Markets: Signs of a new IPO bubble
It’s “silly season” for new stock issues again, said Ben Winck in Business Insider.com. Last week the homesharing platform Airbnb went public, opening for trading at $146 a share, giving it a market value of $101 billion. Though the price has slipped since, it’s still worth more than Marriott and Hilton combined. Meanwhile, the unprofitable delivery service DoorDash rocketed to a value of $65 billion in its own initial public offering. Investors seem to be willing to buy shares in IPOs at just about any price, a level of “euphoria and greed that’s likely not been seen in the stock market since the dot-com bubble of the late 1990s.”
The frenzy has left tech investors “befuddled,” said Eliot Brown and Maureen Farrell in The Wall Street Journal. It has been so shocking that one highly anticipated IPO, that of the videogame maker Roblox, has been delayed until next year because it’s simply too difficult to guess the right price for shares. Investors expect the new wave of tech offerings to “dominate their industries,” valuing unprofitable young companies vastly higher than giant corporations with consistent profits. The gap leaves longtime observers perplexed and worried. “I have a great deal of difficulty understanding the valuations of some of these companies,” said Jay Ritter, an economist who studies IPO pricing.

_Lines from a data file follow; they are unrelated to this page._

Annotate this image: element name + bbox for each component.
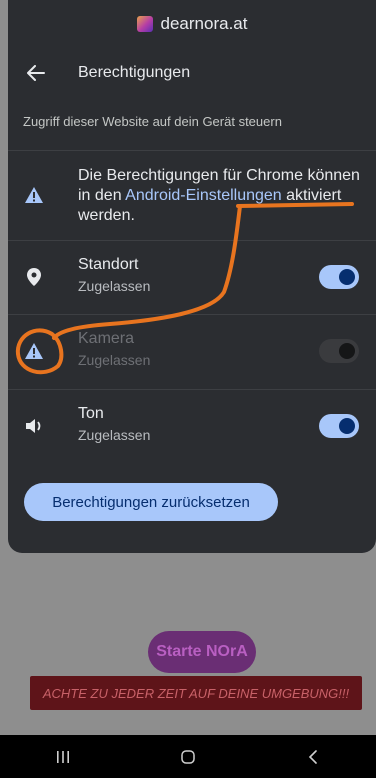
speaker-icon — [24, 416, 44, 436]
warning-icon — [24, 341, 44, 361]
home-icon[interactable] — [158, 735, 218, 778]
system-navigation-bar — [0, 735, 376, 778]
sheet-description: Zugriff dieser Website auf dein Gerät st… — [23, 114, 282, 129]
arrow-back-icon[interactable] — [8, 50, 64, 96]
divider — [8, 150, 376, 151]
permission-status: Zugelassen — [78, 427, 151, 443]
toggle-knob — [339, 269, 355, 285]
url-bar: dearnora.at — [8, 0, 376, 48]
safety-warning-banner: ACHTE ZU JEDER ZEIT AUF DEINE UMGEBUNG!!… — [30, 676, 362, 710]
recents-icon[interactable] — [33, 735, 93, 778]
page-title: Berechtigungen — [78, 64, 191, 81]
android-settings-link[interactable]: Android-Einstellungen — [125, 187, 282, 204]
toggle-knob — [339, 418, 355, 434]
divider — [8, 240, 376, 241]
permission-name: Ton — [78, 405, 104, 422]
sheet-header: Berechtigungen — [8, 50, 376, 96]
sound-toggle[interactable] — [319, 414, 359, 438]
notice-text: Die Berechtigungen für Chrome können in … — [78, 166, 370, 226]
android-settings-notice: Die Berechtigungen für Chrome können in … — [8, 152, 376, 238]
permissions-sheet: dearnora.at Berechtigungen Zugriff diese… — [8, 0, 376, 553]
permission-row-sound[interactable]: Ton Zugelassen — [8, 391, 376, 461]
camera-toggle — [319, 339, 359, 363]
divider — [8, 314, 376, 315]
start-nora-button[interactable]: Starte NOrA — [148, 631, 256, 673]
permission-name: Kamera — [78, 330, 135, 347]
permission-name: Standort — [78, 256, 139, 273]
location-pin-icon — [24, 267, 44, 287]
permission-status: Zugelassen — [78, 352, 151, 368]
site-url: dearnora.at — [160, 14, 248, 33]
permission-row-location[interactable]: Standort Zugelassen — [8, 242, 376, 312]
permission-row-camera: Kamera Zugelassen — [8, 316, 376, 386]
toggle-knob — [339, 343, 355, 359]
site-favicon-icon — [136, 16, 153, 32]
divider — [8, 389, 376, 390]
location-toggle[interactable] — [319, 265, 359, 289]
permission-status: Zugelassen — [78, 278, 151, 294]
reset-permissions-button[interactable]: Berechtigungen zurücksetzen — [24, 483, 278, 521]
warning-icon — [24, 186, 44, 209]
back-icon[interactable] — [283, 735, 343, 778]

Airbnb does have something that
Uber, WeWork, and other high-flying startups did not, said Gina Chon in BreakingViews.com: a solid business model. After the pandemic hit, CEO Brian Chesky slashed costs and redirected the firm’s focus to longer-term stays in more remote settings to attract those eager to avoid hotels and tight quarters. It’s one of many tech companies that have been given a jolt of energy this year, said Erin Griffith in The New York Times. “At the onset of the pandemic, warnings of startup doom abounded” and investment shrank up. But investors have come to recognize how 2020 has “supercharged the adoption of tech products and services.”
That hasn’t exactly been the case for Airbnb, said Brian Sozzi in Yahoo.com. Airbnb “never turned a profit during the prepandemic good travel times; when it may turn a profit post pandemic is anyone’s guess.” Setting this kind of value on shares of Airbnb and DoorDash is “borderline insane.” Investors are going to be demanding “the sky and the moon” from them “on each earnings day for the next five years.” A few big names familiar to consumers are drawing droves of investors into wild trading manias. But all this is likely to end badly when the skyhigh expectations crash into “financial reality.”